AAP Rugby

Dominant All Blacks in ominous RWC form

By AAP Newswire

It's one thing to beat the All Blacks in Chicago or Dublin. It's an entirely different challenge at the Rugby World Cup, where they feel right at home.

Defending champions New Zealand scored seven tries in a 46-14 demolition of Ireland on Saturday to move into a semi-final against England, who beat Australia 40-16 earlier in Oita.

The result in Tokyo was virtually beyond doubt by halftime, when the All Blacks led 22-0, and the continuance of two opposing streaks seemed certain.

New Zealand extended their unbeaten run at the World Cup since an upset quarter-final loss to France in 2007.

Ireland are now 0-8 in World Cup knockout games.

The Irish may never have felt more confident, after their drought-breaking win over the All Blacks in Chicago in 2016 and another victory in Dublin last November that capped a year that included a Six Nations Grand Slam.

They were ranked No.1 before the tournament but were never in the contest at Tokyo Stadium.

Even after scattered green pockets of Irish fans in Tokyo Stadium sung their way through the All Blacks ceremonial pre-game haka.
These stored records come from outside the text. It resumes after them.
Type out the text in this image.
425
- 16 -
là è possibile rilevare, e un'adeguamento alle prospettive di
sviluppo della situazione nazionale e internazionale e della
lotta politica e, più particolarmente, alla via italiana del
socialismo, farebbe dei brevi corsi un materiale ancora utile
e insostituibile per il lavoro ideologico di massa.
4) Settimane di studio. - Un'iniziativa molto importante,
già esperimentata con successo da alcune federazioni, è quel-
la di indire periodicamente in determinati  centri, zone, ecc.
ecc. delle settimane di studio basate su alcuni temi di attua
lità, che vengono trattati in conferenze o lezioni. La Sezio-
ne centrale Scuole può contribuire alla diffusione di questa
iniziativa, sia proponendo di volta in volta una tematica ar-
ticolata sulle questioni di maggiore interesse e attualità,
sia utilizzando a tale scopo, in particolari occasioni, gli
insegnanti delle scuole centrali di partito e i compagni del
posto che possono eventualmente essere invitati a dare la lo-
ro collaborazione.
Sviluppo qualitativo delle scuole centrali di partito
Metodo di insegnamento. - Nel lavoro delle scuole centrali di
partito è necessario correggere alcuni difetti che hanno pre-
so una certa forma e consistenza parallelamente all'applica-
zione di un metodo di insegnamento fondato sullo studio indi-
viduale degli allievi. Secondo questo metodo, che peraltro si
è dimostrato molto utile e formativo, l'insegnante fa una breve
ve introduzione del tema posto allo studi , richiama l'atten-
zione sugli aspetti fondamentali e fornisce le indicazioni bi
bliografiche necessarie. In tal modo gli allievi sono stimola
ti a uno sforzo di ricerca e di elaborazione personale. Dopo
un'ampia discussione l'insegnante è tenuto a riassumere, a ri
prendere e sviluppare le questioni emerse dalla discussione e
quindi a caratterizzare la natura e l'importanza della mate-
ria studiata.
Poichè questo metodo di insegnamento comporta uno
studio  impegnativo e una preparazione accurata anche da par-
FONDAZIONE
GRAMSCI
Scrumhalf Aaron Smith crossed for a pair of tries from close range and Beauden Barrett finished off a long-range try against the run of play in the first half, and the All Blacks added four more tries in the second half.

The All Blacks, winners of the first World Cup in 1987 and the past two, are shaping up well for a third consecutive title.

"We're really proud of that performance," Barrett said.

"The work the big boys did to dominate most parts of this game certainly helped the backs to exploit the space. It was a huge effort."

New Zealanders deployed five-eighth Richie Mo'unga and fullback Barrett as dual playmakers and the move paid off handsomely.

"It's do-or-die footy; we knew the reality was we could have been going home if we didn't bring it tonight," Barrett said.

Ireland's night was epitomised by Robbie Henshaw's bombed try in the 67th minute, when he chased a perfectly placed grubber kick into the in-goal but knocked on.

Ireland captain Rory Best's international career came to an end, after 14 years and 124 Tests, when the hooker was replaced in the second half.

"The All Blacks were fantastic," he said.

"We felt we'd a game plan, we felt we'd enough in our armoury to beat them but they just came out of the blocks hard at us, put us on the back foot and like good sides do, they never let us get off."

Joe Schmidt's tenure as Ireland coach finished with another bitter quarterfinal disappointment.

"You carry scars a lot more than your success, and those scars are deep," he said.